Aude et Hérault : pour contrer l'attaque du mildiou, les viticulteurs réclament des épandages aériens

Il y a urgence et dans le traitement préventif du mildiou, chaque jour compte. Les viticulteurs de l'Aude et de l'Hérault ont fait déjà 2 demandes de dérogation pour pouvoir traiter les vignes par hélicoptère. 2 demandes refusées, c'est notamment le ministère de l'Ecologie qui fait blocage.

Le mildiou se caractérise par des taches brunes sur les feuilles de la vigne.
Le mildiou se caractérise par des taches brunes sur les feuilles de la vigne. © France 3
Dans l'Aude, 9.000 hectares de vignes sur les 70.000 hectares de vignoble seraient touchés par cette attaque de mildiou et auraient donc besoin d'être traités au plus vite, tout comme quelques parcelles de melons et plusieurs rizières. Dans l'Hérault, 1.000 hectares de vignes seulement sont concernés.

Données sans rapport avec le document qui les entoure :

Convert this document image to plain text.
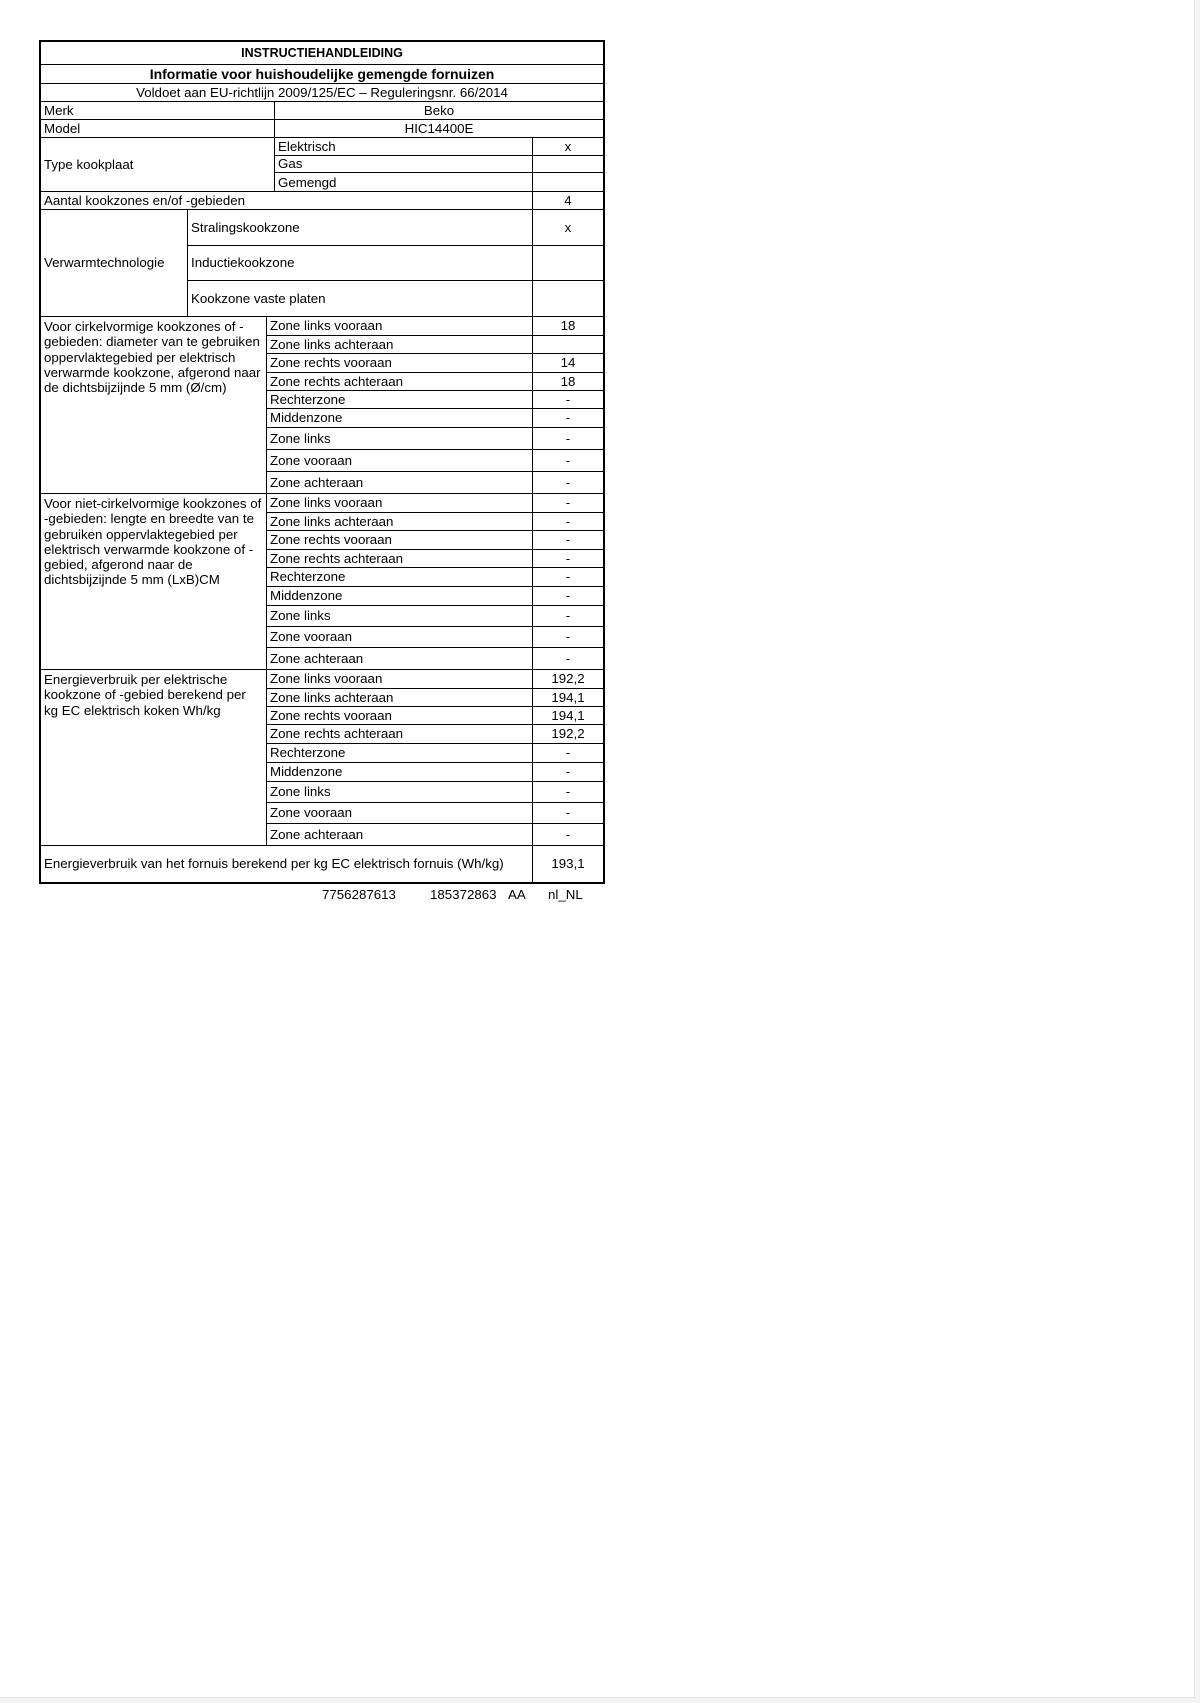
INSTRUCTIEHANDLEIDING
Informatie voor huishoudelijke gemengde fornuizen
Voldoet aan EU-richtlijn 2009/125/EC – Reguleringsnr. 66/2014
Merk	Beko
Model	HIC14400E
Type kookplaat
Elektrisch	x
Gas
Gemengd
Aantal kookzones en/of -gebieden	4
Verwarmtechnologie
Stralingskookzone	x
Inductiekookzone
Kookzone vaste platen
Voor cirkelvormige kookzones of -gebieden: diameter van te gebruiken oppervlaktegebied per elektrisch verwarmde kookzone, afgerond naar de dichtsbijzijnde 5 mm (Ø/cm)
Zone links vooraan	18
Zone links achteraan
Zone rechts vooraan	14
Zone rechts achteraan	18
Rechterzone	-
Middenzone	-
Zone links	-
Zone vooraan	-
Zone achteraan	-
Voor niet-cirkelvormige kookzones of -gebieden: lengte en breedte van te gebruiken oppervlaktegebied per elektrisch verwarmde kookzone of -gebied, afgerond naar de dichtsbijzijnde 5 mm (LxB)CM
Zone links vooraan	-
Zone links achteraan	-
Zone rechts vooraan	-
Zone rechts achteraan	-
Rechterzone	-
Middenzone	-
Zone links	-
Zone vooraan	-
Zone achteraan	-
Energieverbruik per elektrische kookzone of -gebied berekend per kg EC elektrisch koken Wh/kg
Zone links vooraan	192,2
Zone links achteraan	194,1
Zone rechts vooraan	194,1
Zone rechts achteraan	192,2
Rechterzone	-
Middenzone	-
Zone links	-
Zone vooraan	-
Zone achteraan	-
Energieverbruik van het fornuis berekend per kg EC elektrisch fornuis (Wh/kg)	193,1
7756287613	185372863 AA nl_NL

Les fortes pluies d'avril, entre 150 et 200mm localement, font craindre le pire pour certaines parcelles de vigne. Gorgés d'eau stagnante ou situés à proximité de cours d'eau, ces vignobles peuvent être décimés par le mildiou et l'oïdium. Et vu l'état du terrain, un traitement mécanique à l'aide d'un tracteur ou d'un quad est impossible. Seul un épandage aérien peut sauver la récolte.
 

Nous sommes des gens rensponsables. Nous demandons une dérogation exceptionnelle car nous n'avons pas le choix. Il s'agit de la survie de dizaines d'exploitations, notamment dans les Corbières. Notre demande est raisonnable, avec des produits ciblés même autorisés en agriculture Bio et pour une durée très limitée mais là on a plus le temps d'attendre" explique Philippe Vergnes, le président de la Chambre d'agriculture de l'Aude dont les parcelles ne sont pas touchées par la maladie.


En fait, la Chambre d'agriculture de l'Aude et les syndicats professionnels ont déjà fait une première demande de dérogation, mi-avril, avec leurs homologues de l'Hérault, pour pouvoir procéder à des épandages aériens et faire un traitement par hélicoptères. Mais la réponse a été négative.

Car pour utiliser cette méthode d'épandage aérien, en France, il faut une dérogation spéciale du gouvernement... depuis 2015.

Alors la semaine dernière, une nouvelle demande a été faite avec en plus un dossier technique précis. Il comprend des contraintes environnementales strictes, des épandages limités sur des zones ciblées, une information des riverains et surtout cette autorisation ne serait que de courte durée.
 

On demande 10 jours pour éviter 100% de perte sur les vignes touchées. Il n'est pas question de traiter ainsi jusqu'aux vendanges.


Cette 2e demande vient d'essuyer un 2e refus.
 

C'est désormais une décision politique. 2 des 3 ministères concernés ont dit oui. Mais le ministère de l'Ecologie bloque. Pourtant, il ne s'agit pas de déverser des pesticides ou des produits dangereux. D'ailleurs, le ministère de la Santé a donné une réponse favorable.

 

Refus du ministère de l'Ecologie


Pour obtenir cette dérogation exceptionnelle, comme cela fut le cas en 2016 en Alsace, 3 ministères doivent donner un avis favorable. Le ministère des Solidarités et de la Santé et le ministère de l'Agriculture sont d'accord mais le ministère de la Transition écologique et solidaire a dit non.

Mais après la sécheresse de l'an passé et les brûlures de certaines parcelles de vignoble, la crainte d'une nouvelle baisse de la production reste très vive. Et la colère des vignrons monte dans l'Aude et dans l'Hérault.
 

En 2018, on a pu traiter le mildiou sans recourir à l'épandage aérien. Mais là, c'est différent... on a pas d'autres choix. Les produits sont prêts, les hélicoptères aussi, les cartes d'épandage sont réalisées. Cela va coûter très cher mais sinon tout est perdu. Et si on ne fait rien avant 15 jours, ce sera un catastrophe viticole.

 

Une attaque de mildiou à l'été 2018


Déjà, il y a 2 ans, entre les fortes pluies et l'humidité persistante du printemps en Occitanie, toutes les conditions climatiques avaient été favorables à la prolifération du pseudo-champignon et donc de la maladie. 
Conséquence, pour certaines parcelles des Corbières et autour de Lunel, les dégâts étaient irrémédiables. Il n'y avait pas eu de raisins.